All medicines will soon carry pediatric information.

From 2 December this year, all new drug applications submitted to the agency must include pediatric study reports—assessment of the safety and efficacy of the new product in neonates, infants and children under the age of 17—whether or not the medicine is intended for use in these subjects. In addition, the FDA may require a drug sponsor to make similar assessments for a drug already marketed, in certain circumstances. The agency estimates that it will require studies of two marketed drugs per year.

At present, 80% of all marketed drug products in the US do not carry FDA-approved labeling for use in neonates, infants or children. As a result, pediatricians who prescribe drugs often rely on their medical judgement to extrapolate the appropriate dose and schedule of administration. “Every time I give a child a drug that has not been tested in children I perform an uncontrolled experiment, and this is unacceptable,” says Philip Walson, director of clinical trials at Children Hospital Medical Center, University of Cincinnati.

The Pediatric Rule is the second measure adopted by the FDA in recent years to increase information on use of medicines in children. The 1997 FDA Modernization Act (FDAMA) contained economic incentives for pediatric trials of approved drugs. These included the six-month extension of existing market exclusivity, or patent protection, on a drug even if the data submitted is inconclusive or does not support a labeling change.

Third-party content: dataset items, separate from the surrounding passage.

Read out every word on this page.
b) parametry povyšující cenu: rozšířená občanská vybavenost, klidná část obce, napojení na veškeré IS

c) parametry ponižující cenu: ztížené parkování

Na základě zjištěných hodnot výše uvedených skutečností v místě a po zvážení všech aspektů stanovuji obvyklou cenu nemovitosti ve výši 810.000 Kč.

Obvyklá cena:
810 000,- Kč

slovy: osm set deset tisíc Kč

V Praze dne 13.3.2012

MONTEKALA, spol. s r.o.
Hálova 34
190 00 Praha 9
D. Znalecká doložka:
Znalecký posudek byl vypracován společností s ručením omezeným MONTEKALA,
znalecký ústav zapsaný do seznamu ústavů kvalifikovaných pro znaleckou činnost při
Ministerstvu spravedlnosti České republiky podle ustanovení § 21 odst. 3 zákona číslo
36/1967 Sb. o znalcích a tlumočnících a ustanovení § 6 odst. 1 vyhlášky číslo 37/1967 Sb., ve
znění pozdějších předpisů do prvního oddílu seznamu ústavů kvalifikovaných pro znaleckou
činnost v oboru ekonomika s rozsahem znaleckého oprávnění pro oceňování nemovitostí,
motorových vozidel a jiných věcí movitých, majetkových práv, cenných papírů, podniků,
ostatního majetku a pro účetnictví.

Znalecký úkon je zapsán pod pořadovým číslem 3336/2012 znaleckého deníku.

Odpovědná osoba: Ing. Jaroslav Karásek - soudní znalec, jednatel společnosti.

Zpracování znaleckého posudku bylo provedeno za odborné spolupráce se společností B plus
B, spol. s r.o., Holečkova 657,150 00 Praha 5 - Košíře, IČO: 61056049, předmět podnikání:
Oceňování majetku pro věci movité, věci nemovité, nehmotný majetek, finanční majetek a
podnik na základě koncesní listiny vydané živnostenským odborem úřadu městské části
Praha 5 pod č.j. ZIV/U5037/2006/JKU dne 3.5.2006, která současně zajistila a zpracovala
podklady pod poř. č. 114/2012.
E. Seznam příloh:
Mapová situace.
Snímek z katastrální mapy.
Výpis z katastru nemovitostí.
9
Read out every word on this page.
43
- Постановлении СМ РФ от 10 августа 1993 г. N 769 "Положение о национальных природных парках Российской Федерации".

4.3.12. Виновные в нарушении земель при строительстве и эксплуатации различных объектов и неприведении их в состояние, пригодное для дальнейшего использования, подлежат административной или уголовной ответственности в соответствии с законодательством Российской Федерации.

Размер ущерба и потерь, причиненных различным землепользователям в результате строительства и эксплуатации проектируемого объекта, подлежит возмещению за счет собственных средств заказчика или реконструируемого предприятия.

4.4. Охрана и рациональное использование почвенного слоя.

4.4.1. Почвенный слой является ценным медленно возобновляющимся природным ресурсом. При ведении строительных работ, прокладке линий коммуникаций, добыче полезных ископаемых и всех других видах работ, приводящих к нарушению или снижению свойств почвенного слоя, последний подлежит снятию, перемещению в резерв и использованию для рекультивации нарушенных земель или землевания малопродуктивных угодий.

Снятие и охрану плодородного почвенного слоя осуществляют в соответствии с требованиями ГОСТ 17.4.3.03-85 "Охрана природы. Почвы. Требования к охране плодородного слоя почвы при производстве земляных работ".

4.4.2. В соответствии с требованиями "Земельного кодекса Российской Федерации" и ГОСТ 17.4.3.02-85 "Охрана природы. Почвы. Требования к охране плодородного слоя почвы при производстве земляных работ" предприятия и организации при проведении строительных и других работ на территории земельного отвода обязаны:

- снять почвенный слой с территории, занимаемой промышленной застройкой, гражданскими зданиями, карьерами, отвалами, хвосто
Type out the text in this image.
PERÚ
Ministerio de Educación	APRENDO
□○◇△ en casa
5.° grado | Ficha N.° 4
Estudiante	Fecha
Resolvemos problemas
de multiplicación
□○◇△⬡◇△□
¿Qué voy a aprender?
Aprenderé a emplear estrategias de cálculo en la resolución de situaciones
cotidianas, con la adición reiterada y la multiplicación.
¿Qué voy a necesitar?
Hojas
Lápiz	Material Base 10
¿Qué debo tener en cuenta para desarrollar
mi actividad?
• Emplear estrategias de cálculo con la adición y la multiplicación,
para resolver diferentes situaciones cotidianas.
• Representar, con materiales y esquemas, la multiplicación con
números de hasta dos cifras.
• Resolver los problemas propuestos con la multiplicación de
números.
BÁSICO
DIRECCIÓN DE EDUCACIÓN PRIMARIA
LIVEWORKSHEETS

Contrary to what many view as major barriers to the collection of pediatric information, such as the cost of undertaking additional clinical studies in this age group for which the financial (market) return could be small, and the ethical and practical difficulties in enrolling children in experimental drug trials, the FDAMA pediatric exclusivity provisions have proven an effective incentive to the pharmaceutical industry. According to Senator Mike DeWine (R-OH), who along with Christopher Dodd (D-CT) introduced legislation that became part of the FDAMA, “Since the incentives program was brought into effect, 300 pediatric drug studies of 127 products have been initiated, compared to only 11 pediatric clinical trials in the prior 5 years.”

DeWine and Dodd also introduced the Children's Research Protection Act this June, which aims to provide fellowships for pediatric pharmacology training, as well as stronger safeguards to protect children participating in clinical drug trials. And DeWine is the author of the Pediatric Research Initiative, which calls for an ambitious $50 million to be given every year for five years to the Office of the Director at the National Institutes of Health to support pediatric research, and for $45 million over the next three years to be distributed through the National Institutes of Child Health and Human Development (NICHD), for pediatric research training grants. That proposal is now making its way through Congress as part of the Children's Public Health Act of 2000.

But the Pediatric Rule contains ‘get-out’ clauses. The requirement for studies will be waived if the manufacturer provides a convincing argument that the drug will not provide a meaningful therapeutic benefit or if it is not used in substantial numbers of pediatric patients or that pediatric studies are impossible or highly impractical.

In addition, drug manufacturers may try to contest the regulation. “Come November, they could file that the new rule is unworkable,” says Walson. Such action would not be unprecedented. In 1997, the FDA faced a court challenge from the generic drug industry to halt implementation of the FDAMA pediatric studies provision. This was ultimately dismissed.